Leetcode #886: Possible Bipartition
In this guide, we solve Leetcode #886 Possible Bipartition in Python and focus on the core idea that makes the solution efficient.
You will see the intuition, the step-by-step method, and a clean Python implementation you can use in interviews.
Problem Statement
We want to split a group of n people (labeled from 1 to n) into two groups of any size. Each person may dislike some other people, and they should not go into the same group.
Quick Facts
- Difficulty: Medium
- Premium: No
- Tags: Depth-First Search, Breadth-First Search, Union Find, Graph
Intuition
The data forms a graph, so we should explore nodes and edges systematically.
A traversal ensures we visit each node once while maintaining the needed state.
Approach
Build an adjacency list and traverse with BFS or DFS.

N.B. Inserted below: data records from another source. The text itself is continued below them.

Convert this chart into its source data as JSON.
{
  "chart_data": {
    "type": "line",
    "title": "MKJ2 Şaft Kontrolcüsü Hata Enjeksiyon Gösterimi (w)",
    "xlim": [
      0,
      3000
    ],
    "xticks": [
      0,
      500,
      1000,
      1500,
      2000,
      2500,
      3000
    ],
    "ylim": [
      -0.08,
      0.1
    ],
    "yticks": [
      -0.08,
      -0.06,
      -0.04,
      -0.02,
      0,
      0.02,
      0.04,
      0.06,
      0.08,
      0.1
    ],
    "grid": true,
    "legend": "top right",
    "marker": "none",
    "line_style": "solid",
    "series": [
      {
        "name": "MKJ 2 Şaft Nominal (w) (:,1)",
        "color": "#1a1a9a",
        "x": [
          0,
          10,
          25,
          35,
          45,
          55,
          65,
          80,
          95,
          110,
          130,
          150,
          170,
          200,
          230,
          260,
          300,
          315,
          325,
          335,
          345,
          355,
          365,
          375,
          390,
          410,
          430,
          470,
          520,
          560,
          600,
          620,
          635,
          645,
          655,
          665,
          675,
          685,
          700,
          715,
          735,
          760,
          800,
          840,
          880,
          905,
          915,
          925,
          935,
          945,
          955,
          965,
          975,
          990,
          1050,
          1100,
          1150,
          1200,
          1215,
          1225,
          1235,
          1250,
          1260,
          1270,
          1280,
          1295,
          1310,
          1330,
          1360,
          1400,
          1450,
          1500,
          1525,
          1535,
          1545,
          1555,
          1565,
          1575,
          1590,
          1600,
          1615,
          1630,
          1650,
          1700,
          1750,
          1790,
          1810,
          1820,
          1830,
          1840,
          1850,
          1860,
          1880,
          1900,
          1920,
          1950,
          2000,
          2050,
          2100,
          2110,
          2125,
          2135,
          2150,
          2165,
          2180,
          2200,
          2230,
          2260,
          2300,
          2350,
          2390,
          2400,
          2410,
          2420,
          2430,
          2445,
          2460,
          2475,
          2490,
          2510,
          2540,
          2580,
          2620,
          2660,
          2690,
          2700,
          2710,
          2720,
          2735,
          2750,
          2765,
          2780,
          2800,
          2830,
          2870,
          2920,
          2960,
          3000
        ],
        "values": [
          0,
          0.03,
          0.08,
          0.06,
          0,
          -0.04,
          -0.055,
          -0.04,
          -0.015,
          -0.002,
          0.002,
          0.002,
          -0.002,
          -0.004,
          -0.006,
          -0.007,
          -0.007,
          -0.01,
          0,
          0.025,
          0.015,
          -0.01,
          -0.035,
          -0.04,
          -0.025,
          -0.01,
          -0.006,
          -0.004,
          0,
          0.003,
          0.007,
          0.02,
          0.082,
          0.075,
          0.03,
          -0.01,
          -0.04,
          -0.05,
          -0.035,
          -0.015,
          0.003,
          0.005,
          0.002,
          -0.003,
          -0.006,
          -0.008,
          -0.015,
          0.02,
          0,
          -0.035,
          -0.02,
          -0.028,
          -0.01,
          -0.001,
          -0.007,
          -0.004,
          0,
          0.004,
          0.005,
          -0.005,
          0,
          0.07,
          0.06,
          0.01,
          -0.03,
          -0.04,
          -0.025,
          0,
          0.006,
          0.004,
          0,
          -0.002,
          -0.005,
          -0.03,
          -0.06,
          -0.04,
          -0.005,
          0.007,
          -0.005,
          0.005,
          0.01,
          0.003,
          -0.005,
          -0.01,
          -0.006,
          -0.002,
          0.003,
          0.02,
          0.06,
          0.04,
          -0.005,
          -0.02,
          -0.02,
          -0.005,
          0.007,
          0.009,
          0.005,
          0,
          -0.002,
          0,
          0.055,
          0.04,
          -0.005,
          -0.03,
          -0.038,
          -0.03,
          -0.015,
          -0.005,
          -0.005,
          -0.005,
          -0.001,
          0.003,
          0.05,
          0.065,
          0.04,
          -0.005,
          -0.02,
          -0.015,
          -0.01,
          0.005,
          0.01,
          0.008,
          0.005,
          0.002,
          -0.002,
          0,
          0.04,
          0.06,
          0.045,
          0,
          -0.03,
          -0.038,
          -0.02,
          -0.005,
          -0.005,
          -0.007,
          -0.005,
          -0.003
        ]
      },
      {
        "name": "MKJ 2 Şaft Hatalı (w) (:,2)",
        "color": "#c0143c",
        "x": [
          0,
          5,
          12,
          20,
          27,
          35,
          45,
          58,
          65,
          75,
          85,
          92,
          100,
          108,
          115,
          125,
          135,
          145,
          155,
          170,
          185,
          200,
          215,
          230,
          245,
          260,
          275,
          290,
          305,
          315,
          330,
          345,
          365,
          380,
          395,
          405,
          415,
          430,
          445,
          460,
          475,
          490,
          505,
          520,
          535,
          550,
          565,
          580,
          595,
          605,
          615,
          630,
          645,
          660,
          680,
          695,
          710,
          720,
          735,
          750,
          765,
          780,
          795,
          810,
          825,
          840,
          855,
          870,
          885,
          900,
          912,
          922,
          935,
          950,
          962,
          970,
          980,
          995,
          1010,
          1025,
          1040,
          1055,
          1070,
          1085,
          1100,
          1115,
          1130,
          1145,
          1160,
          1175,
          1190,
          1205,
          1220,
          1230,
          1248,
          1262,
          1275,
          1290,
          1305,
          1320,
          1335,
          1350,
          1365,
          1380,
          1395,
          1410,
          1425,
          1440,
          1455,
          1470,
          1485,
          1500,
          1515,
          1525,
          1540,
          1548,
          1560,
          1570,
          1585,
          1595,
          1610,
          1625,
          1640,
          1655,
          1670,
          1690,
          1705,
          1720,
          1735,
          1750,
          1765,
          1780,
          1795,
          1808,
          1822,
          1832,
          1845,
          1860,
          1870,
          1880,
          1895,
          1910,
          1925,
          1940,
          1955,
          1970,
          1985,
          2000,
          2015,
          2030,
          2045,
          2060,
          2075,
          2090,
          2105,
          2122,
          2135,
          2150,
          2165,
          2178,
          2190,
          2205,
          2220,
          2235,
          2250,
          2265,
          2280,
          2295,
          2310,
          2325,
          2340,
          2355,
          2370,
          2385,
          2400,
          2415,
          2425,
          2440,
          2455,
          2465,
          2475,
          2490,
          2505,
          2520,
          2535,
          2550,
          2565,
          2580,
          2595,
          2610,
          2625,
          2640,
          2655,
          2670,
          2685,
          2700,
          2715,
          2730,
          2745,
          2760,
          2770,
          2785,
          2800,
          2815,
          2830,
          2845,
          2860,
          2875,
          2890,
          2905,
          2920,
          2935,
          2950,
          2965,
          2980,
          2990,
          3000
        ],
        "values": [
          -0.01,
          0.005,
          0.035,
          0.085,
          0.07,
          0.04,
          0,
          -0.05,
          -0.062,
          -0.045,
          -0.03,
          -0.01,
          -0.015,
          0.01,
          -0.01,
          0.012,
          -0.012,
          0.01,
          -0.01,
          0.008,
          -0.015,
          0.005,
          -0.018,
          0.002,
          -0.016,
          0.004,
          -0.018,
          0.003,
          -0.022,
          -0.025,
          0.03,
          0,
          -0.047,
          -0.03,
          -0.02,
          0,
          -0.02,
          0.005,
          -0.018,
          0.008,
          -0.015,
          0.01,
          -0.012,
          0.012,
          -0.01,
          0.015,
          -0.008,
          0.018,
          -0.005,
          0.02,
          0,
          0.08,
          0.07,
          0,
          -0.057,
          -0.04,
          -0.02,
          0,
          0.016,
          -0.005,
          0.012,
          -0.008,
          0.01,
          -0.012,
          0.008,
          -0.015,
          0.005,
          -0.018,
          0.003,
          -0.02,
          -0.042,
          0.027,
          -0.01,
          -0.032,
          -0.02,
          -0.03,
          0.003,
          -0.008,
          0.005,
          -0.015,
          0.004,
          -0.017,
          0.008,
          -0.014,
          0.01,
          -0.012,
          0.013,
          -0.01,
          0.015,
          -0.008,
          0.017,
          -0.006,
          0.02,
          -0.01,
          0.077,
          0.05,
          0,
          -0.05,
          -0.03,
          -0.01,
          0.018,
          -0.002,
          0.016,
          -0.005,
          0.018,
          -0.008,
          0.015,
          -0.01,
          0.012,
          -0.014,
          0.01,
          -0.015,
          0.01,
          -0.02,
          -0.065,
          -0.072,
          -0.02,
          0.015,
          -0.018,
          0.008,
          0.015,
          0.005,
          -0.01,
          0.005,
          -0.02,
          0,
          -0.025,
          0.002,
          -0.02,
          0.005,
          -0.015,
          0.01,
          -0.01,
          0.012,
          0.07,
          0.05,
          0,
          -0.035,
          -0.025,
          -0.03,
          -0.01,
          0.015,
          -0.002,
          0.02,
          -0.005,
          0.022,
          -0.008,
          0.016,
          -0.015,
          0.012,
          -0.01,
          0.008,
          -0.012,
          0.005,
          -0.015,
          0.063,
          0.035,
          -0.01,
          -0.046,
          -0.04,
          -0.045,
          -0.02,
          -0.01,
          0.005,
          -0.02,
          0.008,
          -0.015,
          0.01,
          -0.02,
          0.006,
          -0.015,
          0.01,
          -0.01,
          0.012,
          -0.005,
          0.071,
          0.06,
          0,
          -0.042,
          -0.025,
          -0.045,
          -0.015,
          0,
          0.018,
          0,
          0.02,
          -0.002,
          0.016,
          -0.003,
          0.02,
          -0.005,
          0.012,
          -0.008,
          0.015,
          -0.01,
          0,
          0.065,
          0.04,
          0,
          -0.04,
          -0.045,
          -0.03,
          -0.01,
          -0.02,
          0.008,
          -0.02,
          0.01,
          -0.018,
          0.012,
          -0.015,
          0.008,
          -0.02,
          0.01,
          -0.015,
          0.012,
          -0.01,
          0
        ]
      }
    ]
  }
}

Aggregate results as you visit nodes.
Steps:
- Build the graph.
- Traverse with BFS/DFS.
- Accumulate the required output.
Example
Input: n = 4, dislikes = [[1,2],[1,3],[2,4]]
Output: true
Explanation: The first group has [1,4], and the second group has [2,3].
Python Solution
class Solution:
def possibleBipartition(self, n: int, dislikes: List[List[int]]) -> bool:
def dfs(i, c):
color[i] = c
for j in g[i]:
if color[j] == c:
return False
if color[j] == 0 and not dfs(j, 3 - c):
return False
return True
g = defaultdict(list)
color = [0] * n
for a, b in dislikes:
a, b = a - 1, b - 1
g[a].append(b)
g[b].append(a)
return all(c or dfs(i, 1) for i, c in enumerate(color))
Complexity
The time complexity is O(V+E). The space complexity is O(V).
Edge Cases and Pitfalls
Watch for boundary values, empty inputs, and duplicate values where applicable. If the problem involves ordering or constraints, confirm the invariant is preserved at every step.
Summary
This Python solution focuses on the essential structure of the problem and keeps the implementation interview-friendly while meeting the constraints.